As food prices rise, so do egg seizures at the border
The CBP has reported a 108% increase in seized egg products and poultry throughout several ports of entry at the U.S.-Mexico border
January 20, 2023 8:41am
Updated: February 19, 2023 1:50pm
As the prices of eggs continue to soar in the United States, the U.S. Customs and Border Protection (CBP) is encountering an unprecedented number of individuals trying to smuggle raw eggs and poultry across the border.
The CBP has reported a 108% increase in seized egg products and poultry throughout several ports of entry at the U.S.-Mexico border from October 1 to December 31 of last year.
The price of eggs in the U.S. increased more than 60% in December, from $3.50 to $5.30 after widespread avian flu killed off more than 43 million egg-laying hens, according to the Economic Research of the U.S. Department of Agriculture.
In Mexico, however, the hens have been unaffected by the disease. Buyers south of the border can purchase a 30-count carton of eggs for $3.40.
Yet federal law prohibits Americans from bringing in raw eggs and poultry across the U.S.-Mexico border.
“My advice is, don’t bring them over,” said CBP Supervisory Agriculture Specialist Charles Payne. “If you fail to declare them or try to smuggle them, you face civil penalties.”

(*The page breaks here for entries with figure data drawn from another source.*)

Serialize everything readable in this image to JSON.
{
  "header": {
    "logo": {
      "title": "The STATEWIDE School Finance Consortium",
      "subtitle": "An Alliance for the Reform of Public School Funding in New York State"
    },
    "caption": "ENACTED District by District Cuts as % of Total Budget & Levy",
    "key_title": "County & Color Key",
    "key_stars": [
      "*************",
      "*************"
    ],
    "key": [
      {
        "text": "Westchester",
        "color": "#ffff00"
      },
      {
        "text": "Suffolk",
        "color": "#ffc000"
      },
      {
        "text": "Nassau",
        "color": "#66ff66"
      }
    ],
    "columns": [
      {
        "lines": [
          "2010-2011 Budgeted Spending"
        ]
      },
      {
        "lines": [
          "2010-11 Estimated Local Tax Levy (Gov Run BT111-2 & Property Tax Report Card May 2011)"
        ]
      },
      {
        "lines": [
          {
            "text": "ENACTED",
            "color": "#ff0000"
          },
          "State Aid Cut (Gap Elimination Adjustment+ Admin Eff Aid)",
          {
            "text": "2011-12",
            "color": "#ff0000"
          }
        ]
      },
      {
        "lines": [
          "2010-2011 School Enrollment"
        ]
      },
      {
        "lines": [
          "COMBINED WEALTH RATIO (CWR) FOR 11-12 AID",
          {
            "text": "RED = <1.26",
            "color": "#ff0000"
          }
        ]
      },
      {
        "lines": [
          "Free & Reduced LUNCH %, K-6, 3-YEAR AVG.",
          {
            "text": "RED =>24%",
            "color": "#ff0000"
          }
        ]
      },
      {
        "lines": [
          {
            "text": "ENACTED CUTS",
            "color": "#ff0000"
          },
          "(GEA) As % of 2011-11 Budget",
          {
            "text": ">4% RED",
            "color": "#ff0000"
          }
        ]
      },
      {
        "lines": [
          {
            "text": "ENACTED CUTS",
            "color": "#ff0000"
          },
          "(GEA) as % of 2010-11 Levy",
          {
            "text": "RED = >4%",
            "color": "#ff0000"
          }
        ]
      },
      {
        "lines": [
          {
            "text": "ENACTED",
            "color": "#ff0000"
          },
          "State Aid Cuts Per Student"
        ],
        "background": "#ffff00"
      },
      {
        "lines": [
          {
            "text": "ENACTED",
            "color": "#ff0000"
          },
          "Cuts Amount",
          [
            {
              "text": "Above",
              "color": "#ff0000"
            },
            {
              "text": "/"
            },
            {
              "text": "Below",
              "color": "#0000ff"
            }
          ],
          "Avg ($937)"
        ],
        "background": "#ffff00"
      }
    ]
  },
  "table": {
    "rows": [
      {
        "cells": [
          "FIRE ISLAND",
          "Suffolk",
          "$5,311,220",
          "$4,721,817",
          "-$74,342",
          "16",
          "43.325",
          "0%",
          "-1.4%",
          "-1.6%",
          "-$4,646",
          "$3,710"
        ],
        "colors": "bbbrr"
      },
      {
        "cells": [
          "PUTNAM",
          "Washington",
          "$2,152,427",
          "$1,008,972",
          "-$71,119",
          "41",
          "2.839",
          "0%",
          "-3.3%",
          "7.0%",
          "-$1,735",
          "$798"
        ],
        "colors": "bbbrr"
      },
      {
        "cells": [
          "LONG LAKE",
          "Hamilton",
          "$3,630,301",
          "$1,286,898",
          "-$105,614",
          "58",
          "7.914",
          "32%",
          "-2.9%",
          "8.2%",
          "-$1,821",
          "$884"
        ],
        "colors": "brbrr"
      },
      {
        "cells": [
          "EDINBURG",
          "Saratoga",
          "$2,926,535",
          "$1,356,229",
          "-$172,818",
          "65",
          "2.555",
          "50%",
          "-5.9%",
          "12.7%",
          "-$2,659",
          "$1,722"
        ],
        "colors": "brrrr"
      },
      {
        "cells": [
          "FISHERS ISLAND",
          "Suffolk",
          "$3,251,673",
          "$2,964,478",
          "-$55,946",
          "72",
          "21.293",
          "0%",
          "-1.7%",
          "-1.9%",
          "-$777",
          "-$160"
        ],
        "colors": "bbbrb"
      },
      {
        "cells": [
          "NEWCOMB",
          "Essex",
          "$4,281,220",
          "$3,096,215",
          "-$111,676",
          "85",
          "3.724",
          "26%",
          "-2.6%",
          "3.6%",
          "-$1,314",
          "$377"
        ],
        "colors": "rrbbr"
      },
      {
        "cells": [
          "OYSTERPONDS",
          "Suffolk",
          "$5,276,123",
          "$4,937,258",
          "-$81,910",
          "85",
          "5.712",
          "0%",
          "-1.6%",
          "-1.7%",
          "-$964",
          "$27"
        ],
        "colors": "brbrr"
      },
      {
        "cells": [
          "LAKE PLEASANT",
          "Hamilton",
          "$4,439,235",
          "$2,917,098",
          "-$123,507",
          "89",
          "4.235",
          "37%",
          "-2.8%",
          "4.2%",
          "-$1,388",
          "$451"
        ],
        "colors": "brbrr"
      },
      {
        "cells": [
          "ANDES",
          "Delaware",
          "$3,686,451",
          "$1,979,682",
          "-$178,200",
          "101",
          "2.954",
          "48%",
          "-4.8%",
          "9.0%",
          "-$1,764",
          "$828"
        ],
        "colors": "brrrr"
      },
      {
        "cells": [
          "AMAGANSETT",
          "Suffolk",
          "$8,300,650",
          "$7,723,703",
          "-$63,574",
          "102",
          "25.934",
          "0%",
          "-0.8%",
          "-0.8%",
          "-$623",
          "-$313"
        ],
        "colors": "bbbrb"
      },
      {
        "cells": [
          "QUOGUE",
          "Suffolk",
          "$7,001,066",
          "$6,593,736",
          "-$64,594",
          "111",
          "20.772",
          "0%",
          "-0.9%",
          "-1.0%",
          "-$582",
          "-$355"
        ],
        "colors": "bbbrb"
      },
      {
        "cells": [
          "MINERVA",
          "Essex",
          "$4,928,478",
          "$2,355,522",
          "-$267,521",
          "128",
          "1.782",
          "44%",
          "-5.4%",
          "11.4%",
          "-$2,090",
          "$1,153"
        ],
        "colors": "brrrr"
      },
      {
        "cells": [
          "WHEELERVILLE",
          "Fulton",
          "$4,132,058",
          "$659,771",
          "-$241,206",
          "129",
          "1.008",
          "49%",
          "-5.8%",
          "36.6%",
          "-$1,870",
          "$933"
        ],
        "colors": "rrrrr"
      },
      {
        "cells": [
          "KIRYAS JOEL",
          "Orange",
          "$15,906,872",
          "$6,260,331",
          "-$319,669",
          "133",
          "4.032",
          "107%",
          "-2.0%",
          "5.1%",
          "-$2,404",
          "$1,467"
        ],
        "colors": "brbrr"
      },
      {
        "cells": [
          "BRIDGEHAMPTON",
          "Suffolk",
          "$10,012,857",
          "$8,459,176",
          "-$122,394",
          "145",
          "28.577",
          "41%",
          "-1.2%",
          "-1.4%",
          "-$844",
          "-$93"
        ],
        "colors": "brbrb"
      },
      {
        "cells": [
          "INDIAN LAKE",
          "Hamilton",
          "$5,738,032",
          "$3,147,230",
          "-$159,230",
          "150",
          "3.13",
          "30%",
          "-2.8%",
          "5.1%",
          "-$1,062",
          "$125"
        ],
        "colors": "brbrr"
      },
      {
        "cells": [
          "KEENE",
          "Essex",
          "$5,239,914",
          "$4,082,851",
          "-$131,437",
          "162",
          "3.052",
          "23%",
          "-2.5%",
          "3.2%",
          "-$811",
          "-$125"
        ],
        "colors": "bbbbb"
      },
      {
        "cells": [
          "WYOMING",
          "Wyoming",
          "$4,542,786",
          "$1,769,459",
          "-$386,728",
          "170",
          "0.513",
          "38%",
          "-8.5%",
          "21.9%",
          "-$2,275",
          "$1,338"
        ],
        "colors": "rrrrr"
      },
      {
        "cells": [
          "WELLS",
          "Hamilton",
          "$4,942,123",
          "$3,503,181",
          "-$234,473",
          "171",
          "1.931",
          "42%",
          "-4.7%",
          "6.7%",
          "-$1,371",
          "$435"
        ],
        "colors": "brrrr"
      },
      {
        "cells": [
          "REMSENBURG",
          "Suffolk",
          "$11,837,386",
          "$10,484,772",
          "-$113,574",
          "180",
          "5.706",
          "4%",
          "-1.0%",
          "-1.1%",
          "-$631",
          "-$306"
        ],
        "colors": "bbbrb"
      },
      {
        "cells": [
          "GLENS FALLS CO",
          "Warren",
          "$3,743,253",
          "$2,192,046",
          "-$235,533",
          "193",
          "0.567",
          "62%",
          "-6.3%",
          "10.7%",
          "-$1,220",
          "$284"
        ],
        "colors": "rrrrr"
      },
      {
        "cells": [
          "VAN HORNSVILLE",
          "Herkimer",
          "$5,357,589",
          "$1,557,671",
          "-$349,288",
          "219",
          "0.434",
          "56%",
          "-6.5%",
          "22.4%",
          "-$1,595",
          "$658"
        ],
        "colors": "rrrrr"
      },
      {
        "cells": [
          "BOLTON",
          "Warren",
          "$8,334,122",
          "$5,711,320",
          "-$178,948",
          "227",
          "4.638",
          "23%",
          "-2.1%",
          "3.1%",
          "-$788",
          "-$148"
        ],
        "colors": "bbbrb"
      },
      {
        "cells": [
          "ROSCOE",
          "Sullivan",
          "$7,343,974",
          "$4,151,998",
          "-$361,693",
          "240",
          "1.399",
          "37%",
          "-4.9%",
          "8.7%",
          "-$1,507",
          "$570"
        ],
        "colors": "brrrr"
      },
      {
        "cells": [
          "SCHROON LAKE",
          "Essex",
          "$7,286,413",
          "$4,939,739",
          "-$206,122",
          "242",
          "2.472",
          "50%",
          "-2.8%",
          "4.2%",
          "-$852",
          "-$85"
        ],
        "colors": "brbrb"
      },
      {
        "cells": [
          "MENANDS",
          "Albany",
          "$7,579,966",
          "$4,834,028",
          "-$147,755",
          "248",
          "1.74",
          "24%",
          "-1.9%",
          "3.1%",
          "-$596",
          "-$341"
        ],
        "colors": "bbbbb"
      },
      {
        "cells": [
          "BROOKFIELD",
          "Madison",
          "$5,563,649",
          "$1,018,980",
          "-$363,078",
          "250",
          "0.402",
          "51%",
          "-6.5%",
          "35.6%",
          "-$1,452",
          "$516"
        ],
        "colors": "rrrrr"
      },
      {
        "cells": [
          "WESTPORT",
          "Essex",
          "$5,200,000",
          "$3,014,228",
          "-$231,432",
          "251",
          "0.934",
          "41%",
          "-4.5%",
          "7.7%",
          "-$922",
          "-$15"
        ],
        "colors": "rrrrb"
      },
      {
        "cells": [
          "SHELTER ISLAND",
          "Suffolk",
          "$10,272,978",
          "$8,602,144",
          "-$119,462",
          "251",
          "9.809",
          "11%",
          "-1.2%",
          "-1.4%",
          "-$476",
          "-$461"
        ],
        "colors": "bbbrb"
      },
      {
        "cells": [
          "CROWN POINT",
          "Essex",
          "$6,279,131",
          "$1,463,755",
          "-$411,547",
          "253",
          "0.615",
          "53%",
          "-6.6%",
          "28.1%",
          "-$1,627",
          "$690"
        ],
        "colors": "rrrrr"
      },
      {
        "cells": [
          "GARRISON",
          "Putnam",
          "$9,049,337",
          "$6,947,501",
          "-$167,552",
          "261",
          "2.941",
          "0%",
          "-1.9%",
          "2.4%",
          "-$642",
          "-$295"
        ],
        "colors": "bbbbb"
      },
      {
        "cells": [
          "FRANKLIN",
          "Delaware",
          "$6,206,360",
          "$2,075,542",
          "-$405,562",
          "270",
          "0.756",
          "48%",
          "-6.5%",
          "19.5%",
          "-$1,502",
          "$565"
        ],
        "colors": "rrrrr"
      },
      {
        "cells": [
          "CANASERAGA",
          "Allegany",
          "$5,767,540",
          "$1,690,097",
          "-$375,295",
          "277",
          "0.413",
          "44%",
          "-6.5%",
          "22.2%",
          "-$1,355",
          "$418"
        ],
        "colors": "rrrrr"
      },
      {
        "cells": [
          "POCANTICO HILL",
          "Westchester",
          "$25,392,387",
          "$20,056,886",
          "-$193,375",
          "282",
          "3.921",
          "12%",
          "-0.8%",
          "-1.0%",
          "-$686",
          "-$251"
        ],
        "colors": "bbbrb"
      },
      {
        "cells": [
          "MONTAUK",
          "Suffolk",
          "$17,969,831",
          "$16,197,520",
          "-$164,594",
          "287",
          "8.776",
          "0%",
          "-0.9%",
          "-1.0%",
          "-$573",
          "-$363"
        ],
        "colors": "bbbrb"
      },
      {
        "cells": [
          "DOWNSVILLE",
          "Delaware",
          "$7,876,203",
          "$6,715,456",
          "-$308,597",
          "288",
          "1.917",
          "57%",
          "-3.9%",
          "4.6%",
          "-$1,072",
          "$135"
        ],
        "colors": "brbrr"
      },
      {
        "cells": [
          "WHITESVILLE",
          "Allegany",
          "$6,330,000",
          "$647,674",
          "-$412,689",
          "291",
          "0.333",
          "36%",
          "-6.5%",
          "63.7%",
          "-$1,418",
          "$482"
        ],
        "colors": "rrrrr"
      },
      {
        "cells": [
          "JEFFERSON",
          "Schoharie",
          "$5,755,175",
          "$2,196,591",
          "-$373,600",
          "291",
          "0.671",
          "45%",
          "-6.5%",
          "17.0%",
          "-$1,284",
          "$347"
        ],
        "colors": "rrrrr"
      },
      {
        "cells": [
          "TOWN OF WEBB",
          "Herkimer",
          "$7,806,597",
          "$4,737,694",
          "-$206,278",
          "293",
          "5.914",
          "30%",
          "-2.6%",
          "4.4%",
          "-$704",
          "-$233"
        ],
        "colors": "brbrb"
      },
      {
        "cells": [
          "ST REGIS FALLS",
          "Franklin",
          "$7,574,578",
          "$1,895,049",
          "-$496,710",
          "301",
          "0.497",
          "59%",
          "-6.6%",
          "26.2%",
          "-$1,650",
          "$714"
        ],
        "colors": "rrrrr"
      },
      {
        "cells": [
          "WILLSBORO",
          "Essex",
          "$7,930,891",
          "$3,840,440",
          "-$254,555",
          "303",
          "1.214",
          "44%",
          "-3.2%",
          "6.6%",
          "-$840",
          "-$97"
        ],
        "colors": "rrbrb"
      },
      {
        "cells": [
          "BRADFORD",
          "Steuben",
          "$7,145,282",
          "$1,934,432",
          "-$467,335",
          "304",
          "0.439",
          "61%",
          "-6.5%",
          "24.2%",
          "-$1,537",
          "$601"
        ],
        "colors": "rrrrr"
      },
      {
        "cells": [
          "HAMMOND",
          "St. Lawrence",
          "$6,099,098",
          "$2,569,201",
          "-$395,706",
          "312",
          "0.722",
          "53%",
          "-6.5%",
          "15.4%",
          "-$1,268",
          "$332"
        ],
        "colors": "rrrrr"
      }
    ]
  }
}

If crossers transporting eggs fail to declare the product, they can face fines of up to $10,000 if they are bringing a large shipment. Individuals bringing a modest amount usually face fines closer to $300. However, if individuals tell the CBP what they are carrying upfront, their eggs will be seized and destroyed by authorities but will not have to pay fines.
“The advantage of declaring it is, we will pick it up with no penalty issued. If you fail to declare it or if you attempt to smuggle it, there’s going to be a penalty,” he said.